Mind you, this is not a physical malady. He's old, but he's perfectly capable of holding his water for hours and hours as demonstrated every night when we go to sleep. The pissing is behavioral and directed at me for leaving him. Hence, I've resorted to diapering him.
Occasionally, however, a wardrobe malfunction (largely due to the fact my roomie puts his diaper on more loosely than I do) allows Ricky to twist the diaper around and piss at will. I've gone through three rolls of Bounty in three months.
Of course, this behavior isn't limited to simply leaving a puddle. He craps, too. And since I can't be there to immediately handle the clean-up detail, he manages to dispose of the solid waste himself in a completely vile and disgusting manner.

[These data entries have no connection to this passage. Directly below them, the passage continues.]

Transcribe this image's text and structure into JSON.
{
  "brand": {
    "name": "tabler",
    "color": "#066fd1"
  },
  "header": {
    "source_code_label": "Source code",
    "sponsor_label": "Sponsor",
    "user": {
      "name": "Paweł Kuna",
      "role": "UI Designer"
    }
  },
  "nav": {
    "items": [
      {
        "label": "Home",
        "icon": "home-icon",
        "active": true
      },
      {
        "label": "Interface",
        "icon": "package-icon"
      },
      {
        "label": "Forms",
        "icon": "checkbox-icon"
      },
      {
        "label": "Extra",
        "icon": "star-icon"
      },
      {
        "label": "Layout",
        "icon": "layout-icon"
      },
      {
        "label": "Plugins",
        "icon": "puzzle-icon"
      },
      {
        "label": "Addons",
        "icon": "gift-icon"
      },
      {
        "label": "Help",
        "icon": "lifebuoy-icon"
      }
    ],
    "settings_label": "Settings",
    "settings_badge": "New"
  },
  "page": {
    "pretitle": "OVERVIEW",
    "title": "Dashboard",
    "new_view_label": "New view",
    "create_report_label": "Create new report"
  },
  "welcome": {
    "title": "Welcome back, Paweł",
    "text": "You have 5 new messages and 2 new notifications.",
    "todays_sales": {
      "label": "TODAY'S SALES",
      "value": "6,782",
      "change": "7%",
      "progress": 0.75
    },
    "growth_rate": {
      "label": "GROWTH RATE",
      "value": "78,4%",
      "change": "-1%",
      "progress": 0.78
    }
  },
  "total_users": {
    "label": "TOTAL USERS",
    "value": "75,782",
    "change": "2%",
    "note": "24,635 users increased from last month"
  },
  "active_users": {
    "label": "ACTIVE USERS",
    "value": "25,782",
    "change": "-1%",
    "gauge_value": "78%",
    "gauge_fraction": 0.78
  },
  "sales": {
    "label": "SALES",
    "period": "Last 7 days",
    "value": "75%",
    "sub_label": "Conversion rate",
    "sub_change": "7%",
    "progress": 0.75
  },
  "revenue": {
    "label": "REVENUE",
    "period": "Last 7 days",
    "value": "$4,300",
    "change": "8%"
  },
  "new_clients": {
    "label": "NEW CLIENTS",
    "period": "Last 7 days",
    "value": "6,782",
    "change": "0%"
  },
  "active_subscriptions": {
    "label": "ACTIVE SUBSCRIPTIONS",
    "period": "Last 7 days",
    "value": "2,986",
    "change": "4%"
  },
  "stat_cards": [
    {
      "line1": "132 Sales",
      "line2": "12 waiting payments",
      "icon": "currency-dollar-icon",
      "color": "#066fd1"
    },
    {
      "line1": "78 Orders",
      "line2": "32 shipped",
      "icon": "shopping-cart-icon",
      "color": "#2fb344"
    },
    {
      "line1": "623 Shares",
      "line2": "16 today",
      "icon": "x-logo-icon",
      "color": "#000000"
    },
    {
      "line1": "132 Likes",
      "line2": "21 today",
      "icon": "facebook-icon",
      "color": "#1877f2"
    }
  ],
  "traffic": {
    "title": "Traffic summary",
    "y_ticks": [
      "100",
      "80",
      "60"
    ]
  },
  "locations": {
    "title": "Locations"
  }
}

Don't ask me why I didn't just diaper the dog in the manner you do a child, covering ass and penis to catch all manner of excrement. I just had a... thing... about enclosing his pom-pom tail in close proxity to his poop-chute and the thought of having to clean it.
I got over that last night.
I walked into my converted garage quarters after coming home from work to a... You know, "mess" just doesn't describe adequately the state of the converted garage last night. See, it was yesterday that the interior of my dog's intestinal tract became a container for the third state of matter - liquid. If there had been a fire in that room, he could have handily extinguished it.
A bottle of lemon-scented Lysol Disinfecting Spray and a half a roll of Bounty later, the room was nearly back to normal. The large, dark diarrhetic stain on the area rug (upon which my overpriced air mattress rests) was clean, but the smell endured. Which means it's not clean. The stench laughed at the Lysol, guffawed at the overly generous application of Rug Doctor Pet Stain remover.
I attempted to dry the rug with a blow dryer to see if the smell would fade. It didn't.
My roomie is having family over for Christmas eve, and while I'm housesitting at a friend's this weekend (dog and diapers in tow), my converted garage quarters will be returned to its original state as a family room. Looks like I'm stopping by the supermarket on the way home tonight to pick up cleaning materials so I don't give the entire family doggie dysentery.
In the meantime, I cut a little slit in the diaper this morning, pulled his little tail through the hole and diapered my dog's ass fully. Try shitting the house now, ya little watery turd.